Francisco et le lobby gay

Il s’avère que dans les hautes sphères du Vatican, il existe un petit groupe de personnes qui ont accumulé tellement de pouvoir et d’influence qu’elles le font et défont les choses de la curie avec un certain désir étranger à celui du pape. Cela dit, ce petit groupe fonctionne avec des formes et des manières plus typiques d’un système de corruption de Gürtel ou du Reptile Fund et cela aurait, dit-on, pu forcer la démission de Ratzinger.
Ce petit groupe, le pape François, a appelé le « lobby ». Comme si tous les groupes de pression manquaient d’éthique.

Il s’avère que ce groupe de prélats s’est consacré, entre autres activités contraires au commandement occasionnel, à mettre en place un petit réseau, sinon à la prostitution, mais à des échanges sexuels entre des membres de la curie romaine, des jeunes et des séminaristes. Dans ces pratiques de souteneur, à partir desquelles on échange l’échange de faveurs et d’argent, il y avait bien sûr le chantage de ses participants.
Ce petit groupe, le pape François, a également appelé «homosexuel». Comme si tous les homosexuels étaient dépravés sans scrupules.

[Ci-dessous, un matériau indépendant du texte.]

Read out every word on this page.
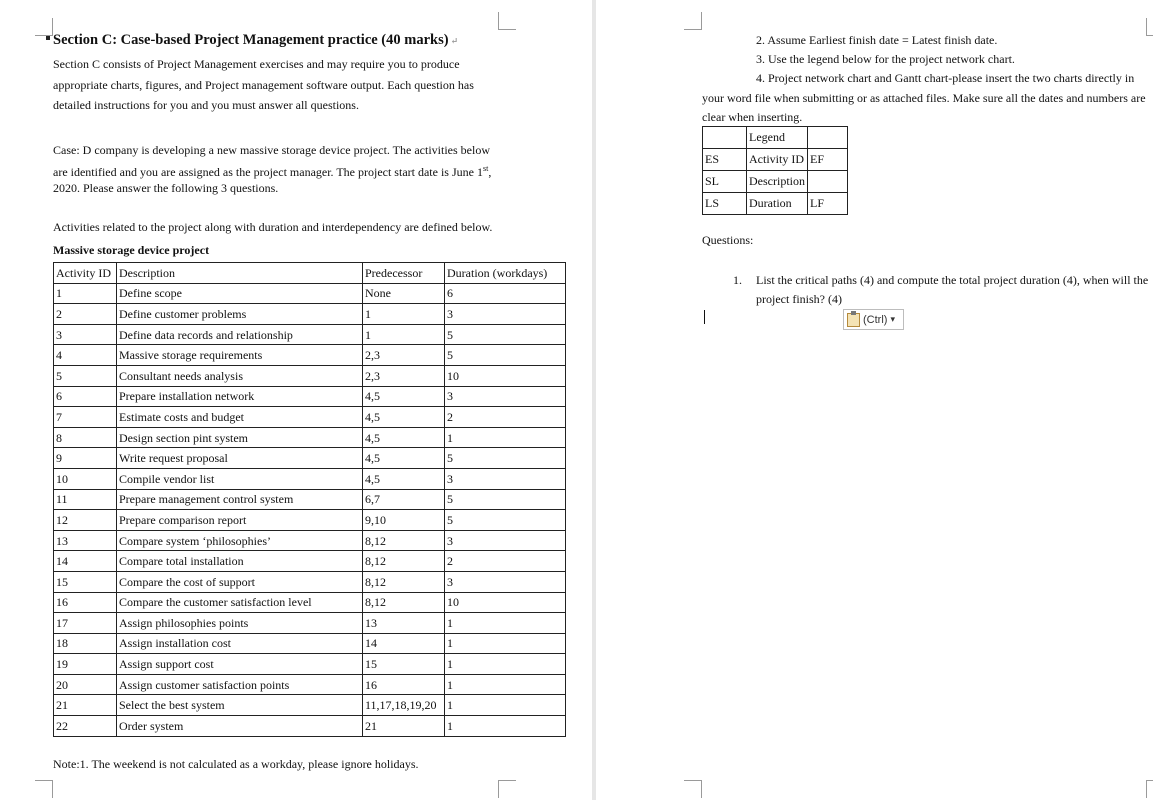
Section C: Case-based Project Management practice (40 marks) ↵
Section C consists of Project Management exercises and may require you to produce
appropriate charts, figures, and Project management software output. Each question has
detailed instructions for you and you must answer all questions.
Case: D company is developing a new massive storage device project. The activities below
are identified and you are assigned as the project manager. The project start date is June 1st,
2020. Please answer the following 3 questions.
Activities related to the project along with duration and interdependency are defined below.
Massive storage device project
Activity ID	Description	Predecessor	Duration (workdays)
1	Define scope	None	6
2	Define customer problems	1	3
3	Define data records and relationship	1	5
4	Massive storage requirements	2,3	5
5	Consultant needs analysis	2,3	10
6	Prepare installation network	4,5	3
7	Estimate costs and budget	4,5	2
8	Design section pint system	4,5	1
9	Write request proposal	4,5	5
10	Compile vendor list	4,5	3
11	Prepare management control system	6,7	5
12	Prepare comparison report	9,10	5
13	Compare system ‘philosophies’	8,12	3
14	Compare total installation	8,12	2
15	Compare the cost of support	8,12	3
16	Compare the customer satisfaction level	8,12	10
17	Assign philosophies points	13	1
18	Assign installation cost	14	1
19	Assign support cost	15	1
20	Assign customer satisfaction points	16	1
21	Select the best system	11,17,18,19,20	1
22	Order system	21	1
Note:1. The weekend is not calculated as a workday, please ignore holidays.
2. Assume Earliest finish date = Latest finish date.
3. Use the legend below for the project network chart.
4. Project network chart and Gantt chart-please insert the two charts directly in
your word file when submitting or as attached files. Make sure all the dates and numbers are
clear when inserting.
	Legend	
ES	Activity ID	EF
SL	Description	
LS	Duration	LF
Questions:
1. List the critical paths (4) and compute the total project duration (4), when will the
project finish? (4)
(Ctrl) ▾
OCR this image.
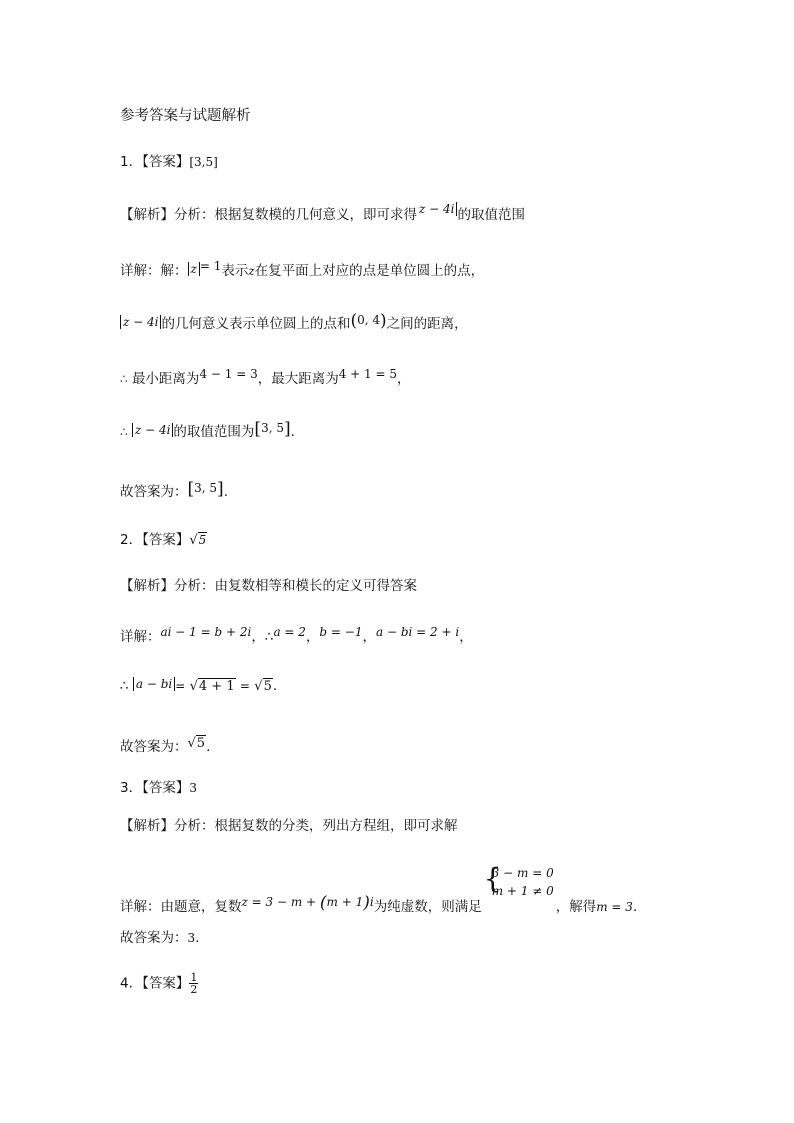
参考答案与试题解析
1．【答案】[3,5]
【解析】分析：根据复数模的几何意义，即可求得 z − 4i 的取值范围
详解：解： z = 1表示z在复平面上对应的点是单位圆上的点，
z − 4i 的几何意义表示单位圆上的点和(0, 4)之间的距离，
∴ 最小距离为4 − 1 = 3，最大距离为4 + 1 = 5，
∴ z − 4i 的取值范围为[3, 5].
故答案为：[3, 5].
2．【答案】√5
【解析】分析：由复数相等和模长的定义可得答案
详解：ai − 1 = b + 2i，∴a = 2，b = −1，a − bi = 2 + i，
∴ a − bi = √4 + 1 = √5.
故答案为：√5.
3．【答案】3
【解析】分析：根据复数的分类，列出方程组，即可求解
详解：由题意，复数z = 3 − m + (m + 1)i为纯虚数，则满足
{
3 − m = 0
m + 1 ≠ 0
，解得m = 3.
故答案为：3.
4．【答案】 $\frac{1}{2}$
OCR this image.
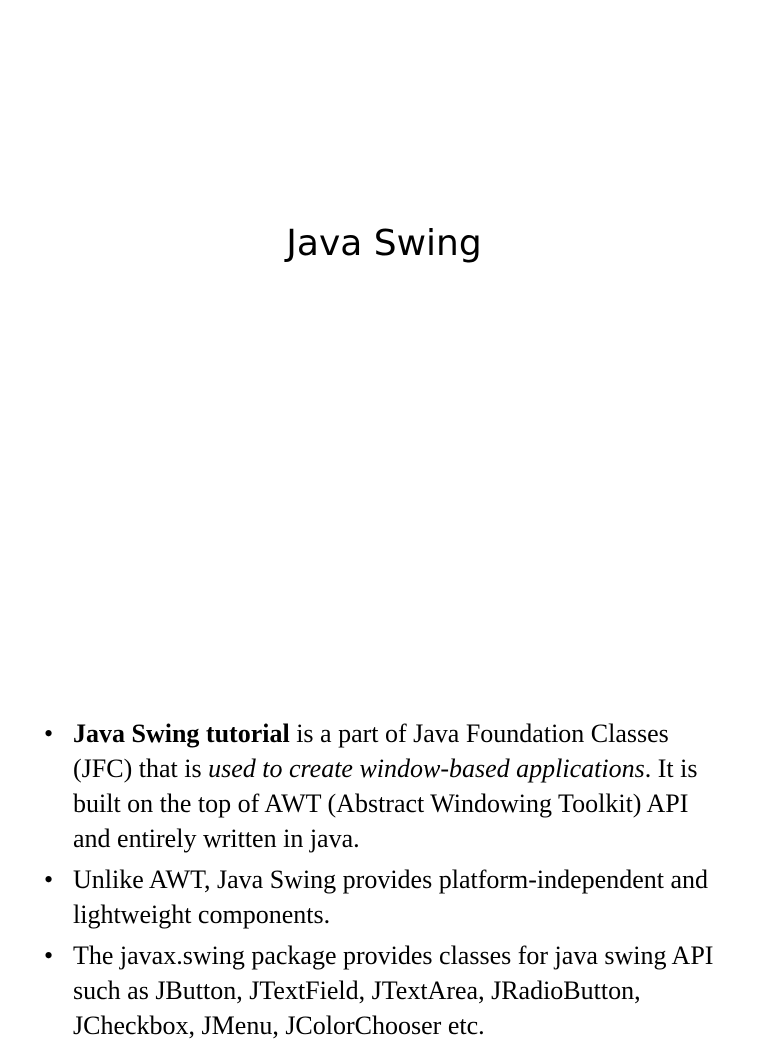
Java Swing
• Java Swing tutorial is a part of Java Foundation Classes (JFC) that is used to create window-based applications. It is built on the top of AWT (Abstract Windowing Toolkit) API and entirely written in java.
• Unlike AWT, Java Swing provides platform-independent and lightweight components.
• The javax.swing package provides classes for java swing API such as JButton, JTextField, JTextArea, JRadioButton, JCheckbox, JMenu, JColorChooser etc.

Et ainsi, le pape et ses Corifeos placent l’homosexualité et le crime au même niveau, comme si ces derniers étaient la causalité des premiers, ou comme si le sujet n’était pas inquiétant si les corrompus impliqués étaient tous hétérosexuels.
Et comme on soupçonne aussi que dans certains environnements, il n’ya pas de point sans fil, il propose au pape François, qui serait capable de traiter les affaires sans préjugé, avec humilité et esprit progressiste, un nouveau qualificatif pour le petit groupe, qui synthétise son esprit et son action avec la certitude espagnole: panda de chulo-putas.

Ainsi, lorsqu’il les mentionnera en public ou dans des groupes pastoraux, il ne lui restera plus qu’à présenter ses excuses aux putains, car au moins, ce sont des professionnelles.